1) People often cite animal (rat) data and make the assumption that this automatically applies to humans. LOLOL.

2) Even if that data is collected on humans, it is still acute data and doesn’t show the total picture of what would happen if you took those people through 12+ weeks of the training/diet protocol and actually measured those results. Other factors may wash out the effect of that protocol when actually applied in the real world.

3) Sometimes researchers WILL run a training study to follow up an acute study and discover that there is a statistically significant difference between the muscle gained or fat lost between one group and another.

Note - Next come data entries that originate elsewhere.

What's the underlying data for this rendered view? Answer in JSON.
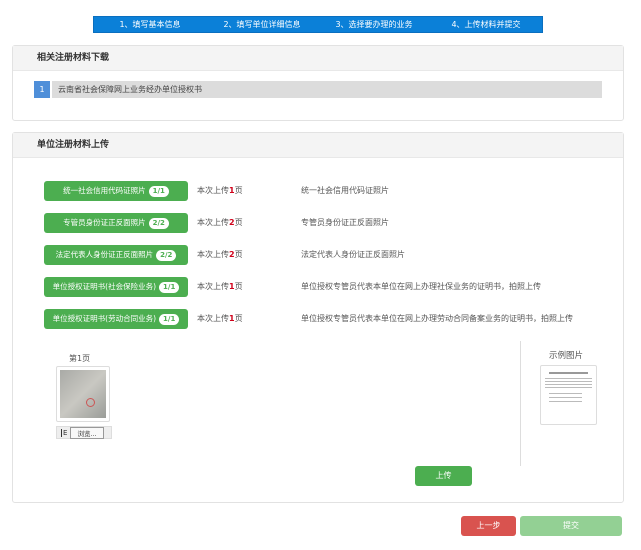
{
  "steps": [
    "1、填写基本信息",
    "2、填写单位详细信息",
    "3、选择要办理的业务",
    "4、上传材料并提交"
  ],
  "download": {
    "title": "相关注册材料下载",
    "items": [
      {
        "num": "1",
        "label": "云南省社会保障网上业务经办单位授权书"
      }
    ]
  },
  "upload": {
    "title": "单位注册材料上传",
    "items": [
      {
        "label": "统一社会信用代码证照片",
        "badge": "1/1",
        "pre": "本次上传",
        "count": "1",
        "post": "页",
        "desc": "统一社会信用代码证照片"
      },
      {
        "label": "专管员身份证正反面照片",
        "badge": "2/2",
        "pre": "本次上传",
        "count": "2",
        "post": "页",
        "desc": "专管员身份证正反面照片"
      },
      {
        "label": "法定代表人身份证正反面照片",
        "badge": "2/2",
        "pre": "本次上传",
        "count": "2",
        "post": "页",
        "desc": "法定代表人身份证正反面照片"
      },
      {
        "label": "单位授权证明书(社会保险业务)",
        "badge": "1/1",
        "pre": "本次上传",
        "count": "1",
        "post": "页",
        "desc": "单位授权专管员代表本单位在网上办理社保业务的证明书，拍照上传"
      },
      {
        "label": "单位授权证明书(劳动合同业务)",
        "badge": "1/1",
        "pre": "本次上传",
        "count": "1",
        "post": "页",
        "desc": "单位授权专管员代表本单位在网上办理劳动合同备案业务的证明书，拍照上传"
      }
    ],
    "page_label": "第1页",
    "browse_label": "浏览...",
    "sample_label": "示例图片",
    "upload_button": "上传"
  },
  "footer": {
    "prev": "上一步",
    "submit": "提交"
  },
  "colors": {
    "step_bar": "#0b80d8",
    "green": "#4cae50",
    "red": "#d9534f",
    "submit_disabled": "#93d094"
  }
}
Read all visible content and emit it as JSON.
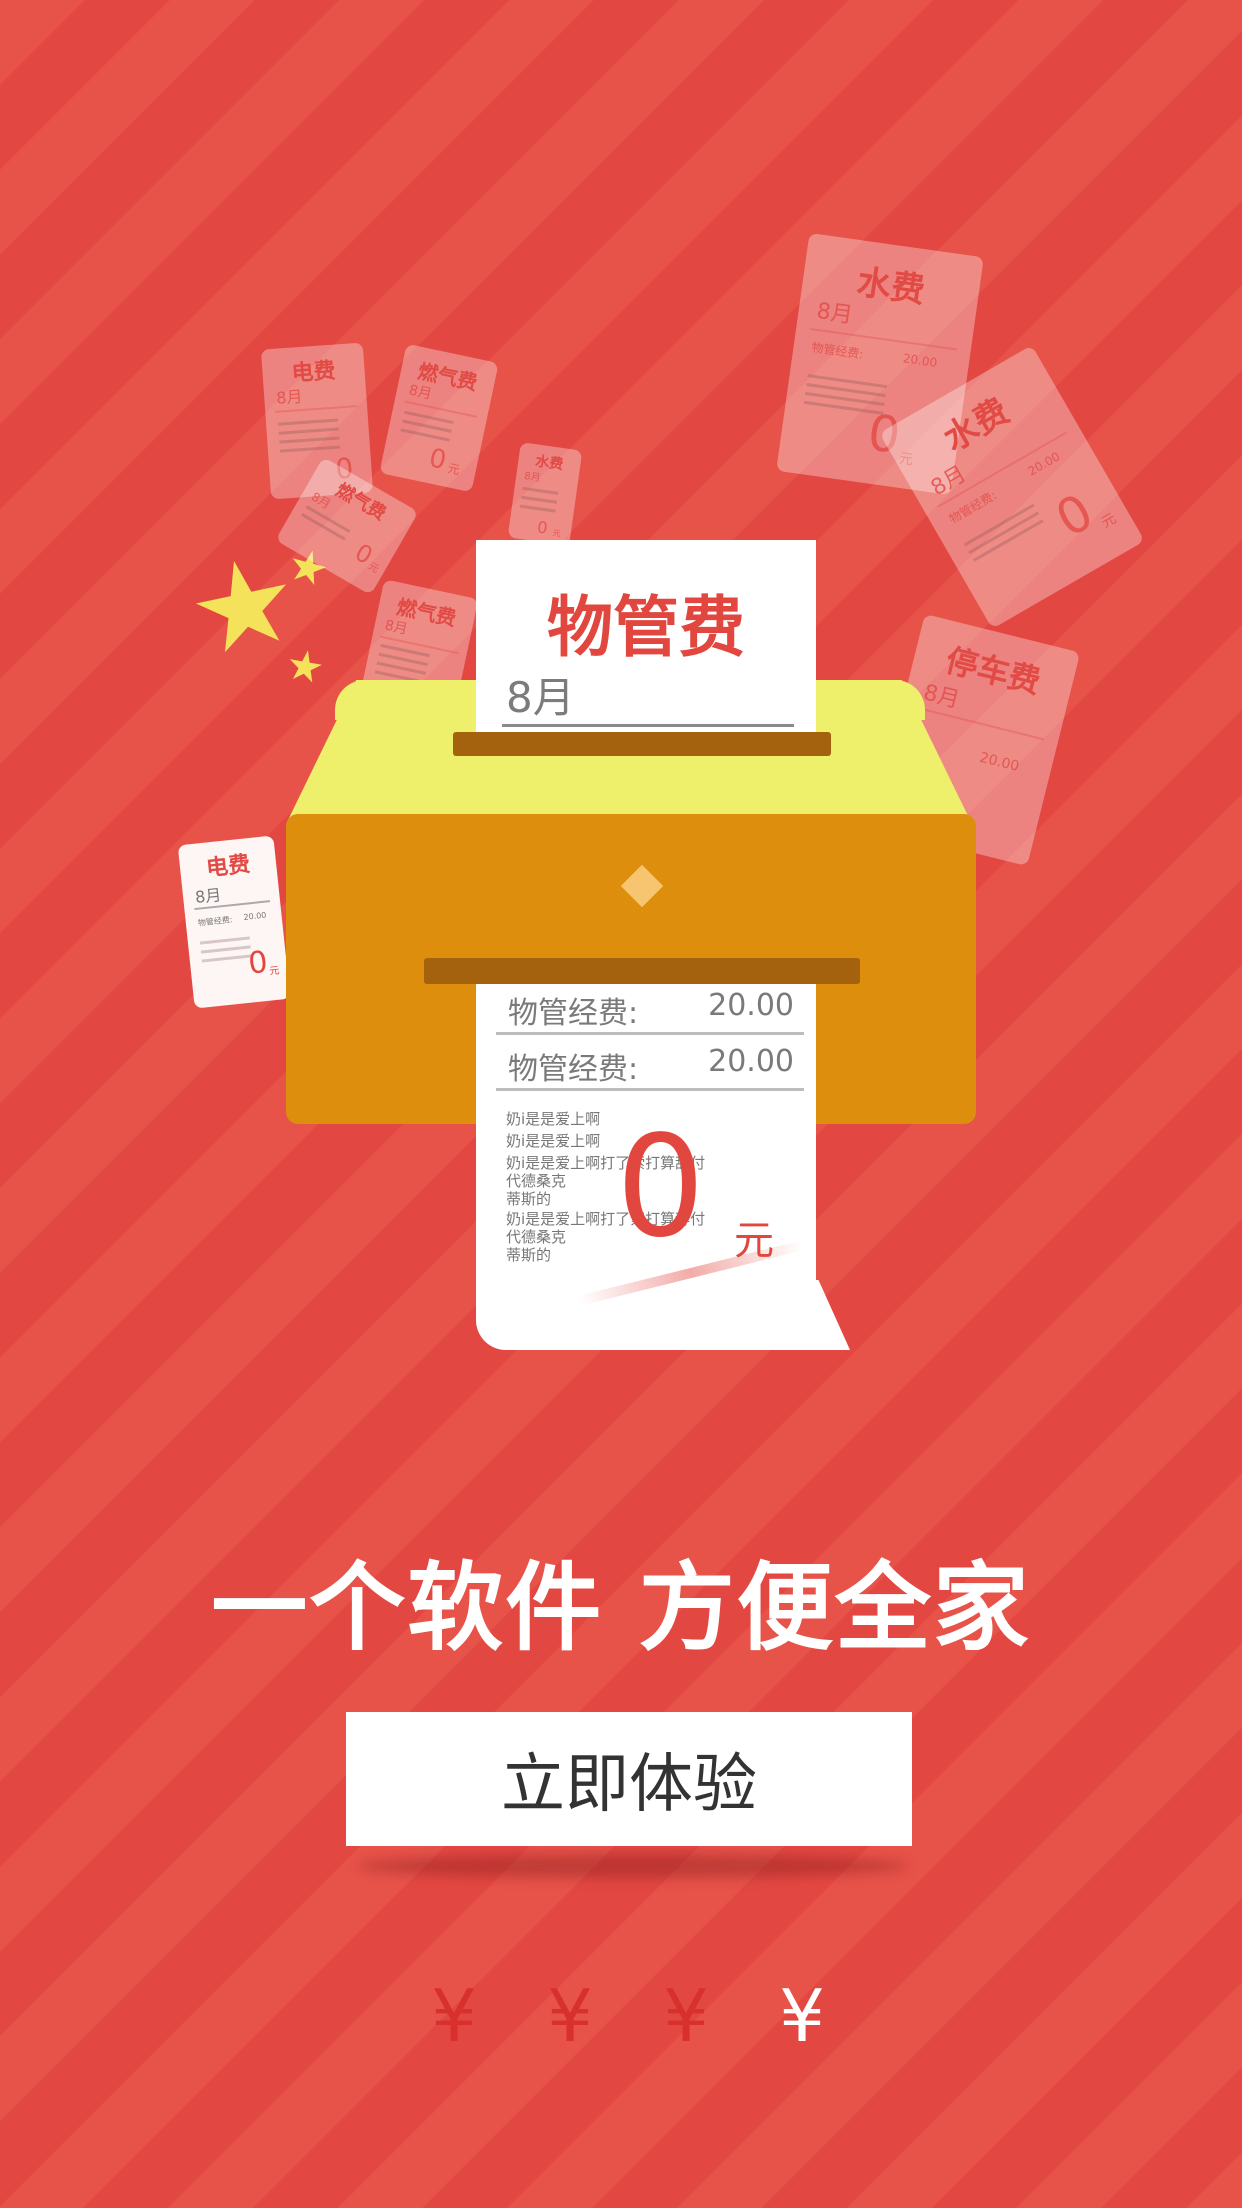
{
  "colors": {
    "background": "#e54b45",
    "accent_red": "#e2473f",
    "box_lid": "#eef06b",
    "box_body": "#dc8e0c",
    "slot": "#a4610e",
    "star": "#f3e25a"
  },
  "floating_bills": [
    {
      "title": "电费",
      "month": "8月",
      "amount": "0",
      "unit": "元"
    },
    {
      "title": "燃气费",
      "month": "8月",
      "amount": "0",
      "unit": "元"
    },
    {
      "title": "水费",
      "month": "8月",
      "amount": "0",
      "unit": "元"
    },
    {
      "title": "燃气费",
      "month": "8月",
      "amount": "0",
      "unit": "元"
    },
    {
      "title": "燃气费",
      "month": "8月",
      "amount": "",
      "unit": ""
    },
    {
      "title": "水费",
      "month": "8月",
      "amount": "0",
      "unit": "元",
      "row_label": "物管经费:",
      "row_value": "20.00"
    },
    {
      "title": "水费",
      "month": "8月",
      "amount": "0",
      "unit": "元",
      "row_label": "物管经费:",
      "row_value": "20.00"
    },
    {
      "title": "停车费",
      "month": "8月",
      "amount": "",
      "unit": "",
      "row_value": "20.00"
    },
    {
      "title": "电费",
      "month": "8月",
      "amount": "0",
      "unit": "元",
      "row_label": "物管经费:",
      "row_value": "20.00"
    }
  ],
  "top_card": {
    "title": "物管费",
    "month": "8月"
  },
  "receipt": {
    "rows": [
      {
        "label": "物管经费:",
        "value": "20.00"
      },
      {
        "label": "物管经费:",
        "value": "20.00"
      }
    ],
    "notes": [
      "奶i是是爱上啊",
      "奶i是是爱上啊",
      "奶i是是爱上啊打了索打算辞付",
      "代德桑克",
      "蒂斯的",
      "奶i是是爱上啊打了索打算辞付",
      "代德桑克",
      "蒂斯的"
    ],
    "amount": "0",
    "unit": "元"
  },
  "slogan": "一个软件 方便全家",
  "cta_label": "立即体验",
  "pager": {
    "symbol": "¥",
    "count": 4,
    "active_index": 3,
    "active_color": "#ffffff",
    "inactive_color": "#d8302c"
  }
}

HOWEVER, statistical significance does NOT necessarily mean that the difference is VISUALLY significant. In other words, you may have a 0.2lb difference in fat loss over 12 weeks between one group and another. But to me, that isn’t enough of a difference to cause me to shift from one program to another. You have to note how much of a real difference there actually is.

4) Finally, people often read just the abstract of a study without looking at the methods and statistics and/or they cherry pick research to only cite the studies that support the claim it is that they’re trying to make.

If you know me, I’m certainly not against research at all. I am actually a research nerd at heart and would much rather read research papers than a novel. But you have to look at research for what it actually says and you have to consider the entire body of research on an area before you can clearly make a clear interpretation of what is known to date.

In most cases, the internet fitness world does not do that. It is rife with misinterpretations trying to make one thing look like the panacea of fat loss or muscle gain.

But I’ll let you in on a secret, there are no magic tricks and there is no panacea regardless of how much people try to science it up. If there was, everyone would know about it and everyone would be doing it.

Stick to the basics with consistency and patience and the results will eventually follow.